Dünyada en başta gelen ölüm sebebi kalp ve damar hastalıkları. Bu hastalıklara dikkat çekmek, halkı bilinçlendirmek, toplum düzeyinde kalp damar hastalığına neden olan risk faktörlerini azaltmak ve toplumun kalp sağlığının iyileştirilmesine katkıda bulunmak için her yıl 29 Eylül Dünya Kalp Günü'nde farkındalık yaratılıyor.

Dünya Sağlık Örgütü (DSÖ) verilerine göre, 2012 yılında tüm dünyada bulaşıcı olmayan hastalıklara bağlı ölümlerin yüzde 46,2'sinin kalp ve damar hastalıkları nedeniyle yaşandı.

  • Dünyada her yıl 18 milyon kişi kalp hastalığından hayatını kaybediyor
  • Avrupa Birliği'nde 8 ölümden 1'i kalp krizinden

Türkiye'de ölümlerin yüzde 40'ı dolaşım sistemi hastalıklarına bağlı

Uzmanlar, kalp ve damar hastalıklarına neden olan risk faktörlerinin iyi bilinmesi ve koruyucu önlem alınması gerektiğini belirtiyor. Dünya Kalp Federasyonunun ortaya çıkardığı Dünya Kalp Günü'nde bu faktörler bir kez daha hatırlatılıyor.

Türk Kardiyoloji Derneği Başkanı Prof. Dr. Mustafa Kemal Erol'un verdiği bilgilere göre, Türkiye'de tüm ölümlerin yüzde 40'ı dolaşım sistemi hastalıklarına bağlı gelişiyor. 2. sırada yüzde 20 ile kansere bağlı ölümler yer alırken, 3. sırada ise yüzde 12 ile solunum sistemi hastalıklarına bağlı ölümler geliyor. 

Kolesterol yüksekliği, tütün ürünleri kullanmak...

Prof. Dr. Mustafa Kemal Erol kalp damar hastalıklarına bağlı ölümlerin açık ara önde olduğunu belirterek, "Bu sebeple kalp damar hastalıklarına neden olan risk faktörlerinin iyi bilinmesi, koruyucu önlemlerin alınıp toplum düzeyinde öğretilmesi ve uygulanması ile hastalık gelişiminin önlenmesi ve azaltılması toplum sağlığı açısından çok önemli" diyor.

Aynı zamanda kalp damar hastalıklarına neden olan risk faktörlerinin çoğunun düzeltilebilir olduğunu anlatan Erol, şunları söylüyor:

"Kolesterol yüksekliği, tütün ürünleri kullanmak, şeker hastalığı, tansiyon yüksekliği, karın tipi şişmanlık, psiko-sosyal stres, kötü beslenme, fiziksel hareketsizlik ve alkol kullanımından oluşan 9 düzeltilebilir risk faktörünün ilk kalp krizi geçirme riskinin yüzde 90'ından sorumlu olduğu saptandı. Basitçe bu risk faktörlerinin düzeltilmesi ile kalp krizi geçirme riskimizi önemli oranda azaltabiliriz."

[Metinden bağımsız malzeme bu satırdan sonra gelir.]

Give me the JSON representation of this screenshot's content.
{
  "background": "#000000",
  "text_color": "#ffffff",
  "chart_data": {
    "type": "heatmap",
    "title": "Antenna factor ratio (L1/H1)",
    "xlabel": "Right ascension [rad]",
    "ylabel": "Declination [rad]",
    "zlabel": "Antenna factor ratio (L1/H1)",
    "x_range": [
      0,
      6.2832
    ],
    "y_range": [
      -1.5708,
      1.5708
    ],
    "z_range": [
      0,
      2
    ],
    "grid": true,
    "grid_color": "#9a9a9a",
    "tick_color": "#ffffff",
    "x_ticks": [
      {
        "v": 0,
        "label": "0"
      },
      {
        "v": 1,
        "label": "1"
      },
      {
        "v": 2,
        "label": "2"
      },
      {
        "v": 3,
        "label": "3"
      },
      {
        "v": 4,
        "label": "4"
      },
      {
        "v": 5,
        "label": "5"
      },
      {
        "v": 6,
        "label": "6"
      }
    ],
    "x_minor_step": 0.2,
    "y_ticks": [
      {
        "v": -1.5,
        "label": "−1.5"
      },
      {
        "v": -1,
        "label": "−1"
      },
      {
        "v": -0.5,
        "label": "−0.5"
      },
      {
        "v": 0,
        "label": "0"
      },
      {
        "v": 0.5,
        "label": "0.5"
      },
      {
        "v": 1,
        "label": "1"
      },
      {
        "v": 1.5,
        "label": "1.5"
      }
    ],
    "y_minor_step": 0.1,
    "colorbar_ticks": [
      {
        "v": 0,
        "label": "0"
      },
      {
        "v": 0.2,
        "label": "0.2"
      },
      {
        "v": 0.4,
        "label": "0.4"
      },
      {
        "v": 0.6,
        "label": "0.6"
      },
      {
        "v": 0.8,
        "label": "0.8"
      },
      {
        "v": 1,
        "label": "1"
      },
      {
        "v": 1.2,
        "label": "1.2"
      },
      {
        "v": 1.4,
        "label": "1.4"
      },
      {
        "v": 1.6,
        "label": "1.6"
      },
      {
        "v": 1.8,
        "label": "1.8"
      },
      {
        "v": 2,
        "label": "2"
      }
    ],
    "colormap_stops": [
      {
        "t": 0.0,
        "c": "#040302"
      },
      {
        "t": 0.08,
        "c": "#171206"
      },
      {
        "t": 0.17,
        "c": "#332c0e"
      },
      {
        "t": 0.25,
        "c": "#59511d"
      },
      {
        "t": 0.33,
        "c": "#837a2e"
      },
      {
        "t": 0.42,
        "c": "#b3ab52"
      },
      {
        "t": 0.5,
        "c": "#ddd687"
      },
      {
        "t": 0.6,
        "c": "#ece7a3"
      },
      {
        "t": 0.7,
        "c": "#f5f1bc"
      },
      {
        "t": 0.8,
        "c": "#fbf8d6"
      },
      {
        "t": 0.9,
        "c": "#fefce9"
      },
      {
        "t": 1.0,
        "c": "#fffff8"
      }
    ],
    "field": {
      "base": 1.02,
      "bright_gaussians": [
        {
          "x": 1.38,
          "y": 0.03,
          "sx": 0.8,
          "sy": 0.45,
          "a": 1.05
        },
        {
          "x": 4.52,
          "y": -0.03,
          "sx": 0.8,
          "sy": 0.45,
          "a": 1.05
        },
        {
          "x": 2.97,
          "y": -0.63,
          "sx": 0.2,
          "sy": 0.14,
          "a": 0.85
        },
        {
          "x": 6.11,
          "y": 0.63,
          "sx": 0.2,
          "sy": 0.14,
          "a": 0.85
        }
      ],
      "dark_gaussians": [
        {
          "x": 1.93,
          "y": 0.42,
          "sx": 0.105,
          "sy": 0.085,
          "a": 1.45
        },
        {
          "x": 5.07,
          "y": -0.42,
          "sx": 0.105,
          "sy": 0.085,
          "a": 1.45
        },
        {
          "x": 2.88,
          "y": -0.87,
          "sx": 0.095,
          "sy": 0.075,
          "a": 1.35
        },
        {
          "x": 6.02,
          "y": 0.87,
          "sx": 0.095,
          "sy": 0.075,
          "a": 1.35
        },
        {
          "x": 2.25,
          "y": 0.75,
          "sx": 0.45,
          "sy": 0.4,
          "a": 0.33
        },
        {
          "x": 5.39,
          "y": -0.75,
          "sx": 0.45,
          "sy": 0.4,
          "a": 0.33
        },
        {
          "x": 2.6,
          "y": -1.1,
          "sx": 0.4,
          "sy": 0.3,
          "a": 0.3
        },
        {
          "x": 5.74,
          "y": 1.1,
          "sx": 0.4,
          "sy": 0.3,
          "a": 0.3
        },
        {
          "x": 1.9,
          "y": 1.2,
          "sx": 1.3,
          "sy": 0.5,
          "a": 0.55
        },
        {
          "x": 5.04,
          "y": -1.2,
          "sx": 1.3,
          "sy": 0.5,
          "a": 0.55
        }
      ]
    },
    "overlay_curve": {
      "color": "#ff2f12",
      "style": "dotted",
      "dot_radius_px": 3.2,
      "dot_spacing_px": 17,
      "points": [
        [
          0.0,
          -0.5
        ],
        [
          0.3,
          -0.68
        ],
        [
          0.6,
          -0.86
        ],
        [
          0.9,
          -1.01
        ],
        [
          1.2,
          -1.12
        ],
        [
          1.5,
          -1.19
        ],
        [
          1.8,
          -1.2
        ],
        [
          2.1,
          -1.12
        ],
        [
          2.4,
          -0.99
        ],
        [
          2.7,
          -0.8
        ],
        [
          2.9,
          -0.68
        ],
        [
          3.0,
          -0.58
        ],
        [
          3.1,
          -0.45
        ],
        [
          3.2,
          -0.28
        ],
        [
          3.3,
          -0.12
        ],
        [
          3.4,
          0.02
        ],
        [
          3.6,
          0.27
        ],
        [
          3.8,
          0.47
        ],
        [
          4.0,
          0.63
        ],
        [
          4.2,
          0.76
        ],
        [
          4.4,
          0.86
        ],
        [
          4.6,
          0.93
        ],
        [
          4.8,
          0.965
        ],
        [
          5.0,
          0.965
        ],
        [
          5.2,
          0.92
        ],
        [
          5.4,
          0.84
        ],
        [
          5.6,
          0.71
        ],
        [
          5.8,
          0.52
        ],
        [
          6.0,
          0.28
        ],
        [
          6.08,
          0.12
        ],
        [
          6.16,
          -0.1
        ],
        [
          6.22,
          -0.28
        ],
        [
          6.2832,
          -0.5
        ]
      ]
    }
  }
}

Basit önlemlerle hastalığa yakalanma riski azalıyor

"Sigara içmeyelim, yanımızda içilmesine de müsaade etmeyelim" diyen Erol, pasif içiciliğin kap damar hastalığı riskini artırdığını belirtti.

Erol, kolesterol düzeylerinin kontrol ettirilmesinin önemli olduğundan bahsederek, şunları önerdi:

"Yüksek tansiyon hastasıysanız tuzsuz diyet, hareketli yaşam, şişmanların kilo vermesi gibi yaşam biçimi değişiklikleri yanında gerekiyorsa hekim kontrolünde kan basıncını düşürücü tansiyon ilaçlarımızı düzenli kullanalım. Kan basıncımızı büyük tansiyonu 140 mmHg'nin küçük tansiyonu 90 mmHg'nin altında tutalım. Şeker hastalığımız varsa diyetimize dikkat edelim. Fazla kiloluysak diyetimize dikkat edelim, bol yürüyüş, spor ve kalori alımını azaltarak ideal kiloya düşelim. Günde 30-45 dakika tempolu yürüyüş veya 10 bin adım atmaya çalışalım. Sağlıklı beslenelim, bugün için kalp damar sağlığına en uygun diyet Akdeniz tarzı diyet. Stres ve sıkıntıdan uzak duralım."

Uzmanlara göre, bu basit tedbirlerle kalp ve damar hastalıklarına yakalanma riski önemli oranda azaltılabiliyor.